Страница 6 из 65
Вот после этого, не раздумывая, Сухэ вскочил на коня и помчался в Ургу.
«Свобода! Свобода!..»
Колючий снег хлестал в лицо, захватывало дыхание. С лиловых губ коня срывалась пена — он вот-вот готов был упасть. Но какое это могло иметь значение, если в Монголию пришла свобода?! Не нужно больше кланяться до земли маньчжурским чиновникам, не нужно вымаливать у купца отсрочки, можно ходить где угодно с гордо поднятой головой. И все, кто задолжал, попал в кабалу, вздохнут полной грудью. Бамбуковая палка чужеземного солдата не коснется больше спины арата. Жгучая радость переполняла сердце Сухэ. Он хотел видеть всех счастливыми, будто заново родившимися, такими, каким сейчас был он сам.
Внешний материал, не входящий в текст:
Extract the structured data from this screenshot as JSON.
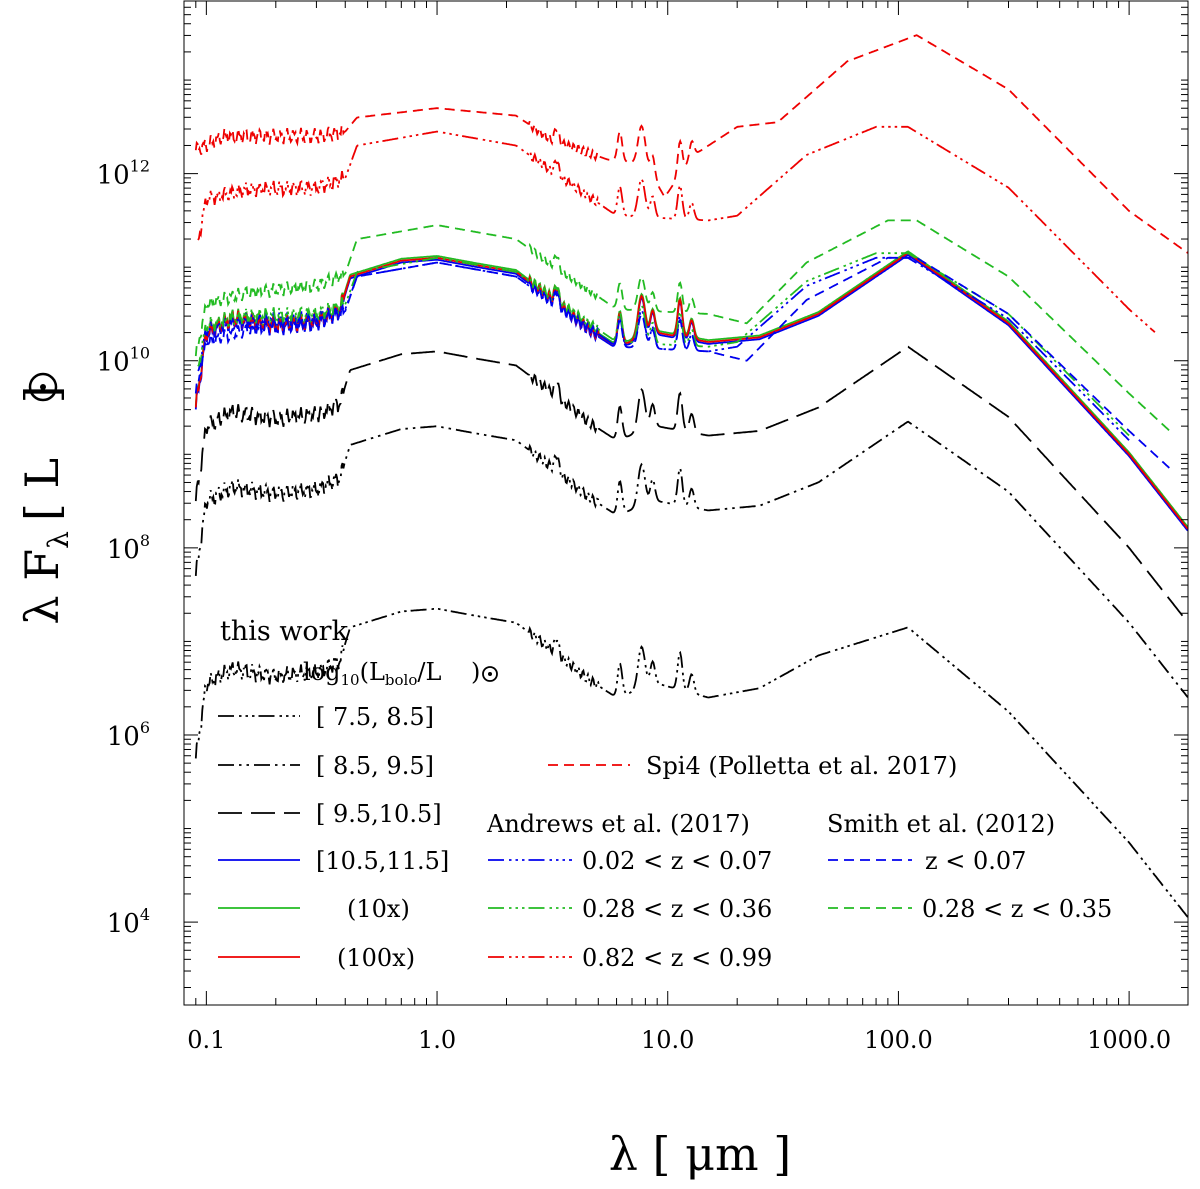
{
  "chart_data": {
    "type": "line",
    "title": "",
    "xlabel": "λ [ μm ]",
    "ylabel": "λ F",
    "ylabel_sub": "λ",
    "ylabel_unit_open": "[ L",
    "ylabel_unit_close": " ]",
    "xscale": "log",
    "yscale": "log",
    "xlim": [
      0.08,
      1800
    ],
    "ylim": [
      1300,
      70000000000000
    ],
    "grid": false,
    "xticks": [
      {
        "value": 0.1,
        "label": "0.1"
      },
      {
        "value": 1,
        "label": "1.0"
      },
      {
        "value": 10,
        "label": "10.0"
      },
      {
        "value": 100,
        "label": "100.0"
      },
      {
        "value": 1000,
        "label": "1000.0"
      }
    ],
    "yticks": [
      {
        "value": 10000,
        "base": "10",
        "exp": "4"
      },
      {
        "value": 1000000,
        "base": "10",
        "exp": "6"
      },
      {
        "value": 100000000,
        "base": "10",
        "exp": "8"
      },
      {
        "value": 10000000000,
        "base": "10",
        "exp": "10"
      },
      {
        "value": 1000000000000,
        "base": "10",
        "exp": "12"
      }
    ],
    "legend": {
      "placement": "bottom-left",
      "title": "this work",
      "subtitle_prefix": "log",
      "subtitle_sub": "10",
      "subtitle_mid": "(L",
      "subtitle_sub2": "bolo",
      "subtitle_end": "/L",
      "subtitle_close": ")",
      "entries": [
        {
          "label": "[ 7.5, 8.5]",
          "color": "#000000",
          "dash": "dddl"
        },
        {
          "label": "[ 8.5, 9.5]",
          "color": "#000000",
          "dash": "ddl"
        },
        {
          "label": "[ 9.5,10.5]",
          "color": "#000000",
          "dash": "longdash"
        },
        {
          "label": "[10.5,11.5]",
          "color": "#0000ee",
          "dash": "solid"
        },
        {
          "label": "(10x)",
          "color": "#22bb22",
          "dash": "solid"
        },
        {
          "label": "(100x)",
          "color": "#ee0000",
          "dash": "solid"
        }
      ],
      "spi4": {
        "label": "Spi4 (Polletta et al. 2017)",
        "color": "#ee0000",
        "dash": "dash"
      },
      "andrews": {
        "title": "Andrews et al. (2017)",
        "entries": [
          {
            "label": "0.02 < z < 0.07",
            "color": "#0000ee",
            "dash": "dddl"
          },
          {
            "label": "0.28 < z < 0.36",
            "color": "#22bb22",
            "dash": "dddl"
          },
          {
            "label": "0.82 < z < 0.99",
            "color": "#ee0000",
            "dash": "dddl"
          }
        ]
      },
      "smith": {
        "title": "Smith et al. (2012)",
        "entries": [
          {
            "label": "z < 0.07",
            "color": "#0000ee",
            "dash": "dash"
          },
          {
            "label": "0.28 < z < 0.35",
            "color": "#22bb22",
            "dash": "dash"
          }
        ]
      }
    },
    "series": [
      {
        "name": "this work [7.5, 8.5]",
        "color": "#000000",
        "dash": "dddl",
        "scale": 1,
        "template": "tw",
        "logL": 7.35
      },
      {
        "name": "this work [8.5, 9.5]",
        "color": "#000000",
        "dash": "ddl",
        "scale": 1,
        "template": "tw",
        "logL": 9.3
      },
      {
        "name": "this work [9.5, 10.5]",
        "color": "#000000",
        "dash": "longdash",
        "scale": 1,
        "template": "tw",
        "logL": 10.1
      },
      {
        "name": "this work [10.5, 11.5]",
        "color": "#0000ee",
        "dash": "solid",
        "scale": 1,
        "template": "tw",
        "logL": 11.08
      },
      {
        "name": "this work (10x)",
        "color": "#22bb22",
        "dash": "solid",
        "scale": 10,
        "template": "tw",
        "logL": 11.12
      },
      {
        "name": "this work (100x)",
        "color": "#ee0000",
        "dash": "solid",
        "scale": 100,
        "template": "tw",
        "logL": 11.1
      },
      {
        "name": "Andrews 0.02<z<0.07",
        "color": "#0000ee",
        "dash": "dddl",
        "template": "and",
        "logL": 11.05
      },
      {
        "name": "Andrews 0.28<z<0.36",
        "color": "#22bb22",
        "dash": "dddl",
        "template": "and",
        "logL": 11.1
      },
      {
        "name": "Andrews 0.82<z<0.99",
        "color": "#ee0000",
        "dash": "dddl",
        "template": "and",
        "logL": 12.45
      },
      {
        "name": "Smith z<0.07",
        "color": "#0000ee",
        "dash": "dash",
        "template": "smith",
        "logL": 11.05
      },
      {
        "name": "Smith 0.28<z<0.35",
        "color": "#22bb22",
        "dash": "dash",
        "template": "smith",
        "logL": 11.45
      },
      {
        "name": "Spi4 (Polletta et al. 2017)",
        "color": "#ee0000",
        "dash": "dash",
        "template": "spi4",
        "logL": 12.7
      }
    ]
  }
}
Значит, великий батыр Амурсана сдержал свое слово. В вое степного ветра Сухэ чудилась песнь о свободе. Ему хотелось сейчас быть в самой гуще событий. Всем своим существом, как тысячи людей всех монгольских племен, он ждал этого дня и, наконец, дождался. Он чувствовал себя стрелой, выпущенной из лука. Знал, что маньчжуры так просто не уйдут из Монголии, и готов был сразиться с ними. Кровь с шумом била в виски, гудел ураган в ушах, а сердце от избытка счастья готово было выскочить из груди. Сухэ еще не ясно представлял, зачем скачет в Ургу, но твердо знал, что там он нужен.
Разгоряченный конь, завидев что-то на дороге, встал на дыбы и внезапно рухнул. Сухэ едва успел соскочить с седла. Некоторое время он растирал ушибленное колено, а потом повернулся к коню. Он сразу же понял, что скакун больше не встанет на ноги. А до Урги, по расчетам Сухэ, было совсем близко.
Сухэ стремился к свободе, надеялся на коня, что тот не сдаст, а теперь стоял в степи беспомощный, готовый заплакать от бессильной злости. Жалость к коню, которого он любил, переполнила его. Но мысль о свободе была сильнее всего. Сухэ опустился на колени, обнял шею скакуна.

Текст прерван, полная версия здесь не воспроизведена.